Expect to see this played out as rich vs. poor, whether inflation or deflation happens -- inflation "steals the savings of the poor", while deflation "breaks the back of the indebted poor".

Posted by Sam at 10:29 AM
Israel's Big Mistake

It's clear: Israel should never have become a state in the first place.

Without statehood, there would be nobody to complain against in the U.N. We see the reaction of the international community when people without a state violate international law (combatants out of uniform, combatants wearing the enemy uniform, deliberate targeting of non-combatants): there's no reaction. The terrorists, Palestinian and otherwise, who commit these violations of international law, these war crimes, in the occupied territories and Israel, are not censured or blamed by the international community.

If Israel had never been founded -- if the state of Israel had not been declared -- if the Jewish people who live there were struggling to maintain their very existence against a more numerous and better-armed and better-funded foe just as they are today, but without the trappings of statehood -- then the Europeans and the liberals and the news media would be much more sympathetic, right?

Right?

After all, they're not acting on any anti-Jewish bias. Are they?

Posted by Sam at 09:45 AM
Consistency and the Left

Here's an article by Arianna Huffington about financial scandals. Huffington, you will recall, is the former wife of multimillionaire Michael Huffington, former candidate for the Senate in California.

Among the gems of self-contradiction in this piece are:

-- raillery against "corporations", while the whole piece is copyright to "Christabella, Inc."

-- comparison of the distinctions between "right and left or black and white" to the distinction between an asset and a liability

Okay, Arianna, here's a quick refresher course: Money is not real. Accounting is not real. Accounting models of financial systems are the best way we have of understanding those systems, but they're still not real.

Oh yes, and the IRS and SEC use different rules, so it's perfectly reasonable for a clever person to be able to find something which is an asset in one set of books and a liability in the other. (Case in point: future employee stock option payments.) It may well be dishonest, but I'm sure it's technically legal -- and the law is technical.

I don't use accounting tricks like that in my small business because I can't be bothered to find the accountant who'll teach me how to do them -- and I probably couldn't afford to pay that accountant, anyway.
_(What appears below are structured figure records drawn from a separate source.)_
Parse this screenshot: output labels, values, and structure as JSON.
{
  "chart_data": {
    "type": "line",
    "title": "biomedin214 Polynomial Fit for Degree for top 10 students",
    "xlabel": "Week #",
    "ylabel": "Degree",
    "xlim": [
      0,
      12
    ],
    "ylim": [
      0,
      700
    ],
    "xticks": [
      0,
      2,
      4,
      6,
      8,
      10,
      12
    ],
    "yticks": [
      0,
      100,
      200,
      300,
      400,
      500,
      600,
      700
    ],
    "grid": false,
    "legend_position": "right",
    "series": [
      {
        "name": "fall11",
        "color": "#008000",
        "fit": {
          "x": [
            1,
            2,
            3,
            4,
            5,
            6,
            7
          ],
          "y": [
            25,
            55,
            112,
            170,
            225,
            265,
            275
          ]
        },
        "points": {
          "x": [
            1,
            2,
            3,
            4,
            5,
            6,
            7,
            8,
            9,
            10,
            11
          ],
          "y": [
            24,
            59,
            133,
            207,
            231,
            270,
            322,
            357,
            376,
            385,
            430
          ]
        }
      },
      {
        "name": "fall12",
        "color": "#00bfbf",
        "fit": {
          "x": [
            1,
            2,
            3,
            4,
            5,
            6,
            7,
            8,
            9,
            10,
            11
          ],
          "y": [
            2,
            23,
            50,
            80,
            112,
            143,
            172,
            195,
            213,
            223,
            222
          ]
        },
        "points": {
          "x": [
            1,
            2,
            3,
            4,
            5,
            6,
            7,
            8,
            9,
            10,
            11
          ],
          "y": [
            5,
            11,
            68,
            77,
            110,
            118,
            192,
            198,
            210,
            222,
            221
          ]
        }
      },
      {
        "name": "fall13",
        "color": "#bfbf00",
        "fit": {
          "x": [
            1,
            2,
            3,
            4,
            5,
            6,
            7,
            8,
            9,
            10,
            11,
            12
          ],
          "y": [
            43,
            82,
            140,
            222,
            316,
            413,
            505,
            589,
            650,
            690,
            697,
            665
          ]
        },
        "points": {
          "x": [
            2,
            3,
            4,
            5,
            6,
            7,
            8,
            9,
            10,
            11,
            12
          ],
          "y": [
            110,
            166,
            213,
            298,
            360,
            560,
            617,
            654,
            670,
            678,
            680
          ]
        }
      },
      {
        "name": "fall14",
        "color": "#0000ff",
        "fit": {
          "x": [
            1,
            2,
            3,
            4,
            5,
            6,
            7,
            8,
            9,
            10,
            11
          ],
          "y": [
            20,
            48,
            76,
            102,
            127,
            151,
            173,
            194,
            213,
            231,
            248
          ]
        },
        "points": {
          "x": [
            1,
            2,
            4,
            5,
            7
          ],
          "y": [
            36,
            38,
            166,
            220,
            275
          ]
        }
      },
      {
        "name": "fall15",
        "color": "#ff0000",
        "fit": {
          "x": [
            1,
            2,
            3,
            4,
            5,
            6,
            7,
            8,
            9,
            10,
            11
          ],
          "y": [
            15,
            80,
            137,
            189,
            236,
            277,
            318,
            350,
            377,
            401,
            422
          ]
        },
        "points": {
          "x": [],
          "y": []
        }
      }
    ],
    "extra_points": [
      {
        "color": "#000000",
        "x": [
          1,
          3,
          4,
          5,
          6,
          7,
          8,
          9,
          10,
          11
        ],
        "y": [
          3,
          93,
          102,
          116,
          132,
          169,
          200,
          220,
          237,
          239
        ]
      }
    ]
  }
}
How about you, Arianna -- can you say you honestly stand behind everything that's on the books of Christabella, Inc.? Do you even know?

Posted by Sam at 09:32 AM
Israel's Poor Propaganda

Israel's foreign ministry has a propaganda page with some flash presentations. The propaganda is viscerally unconvincing, and appeals to the viewer at the level of reason. Don't the Israelis get it? Propaganda is supposed to convince irrationally.

On the other hand, it's not like the base message -- that Palestinian "militants" intentionally murder Jewish children and other non-combatants -- gets through. Why not try this strange appeal-to-reason propaganda, on the off chance it will?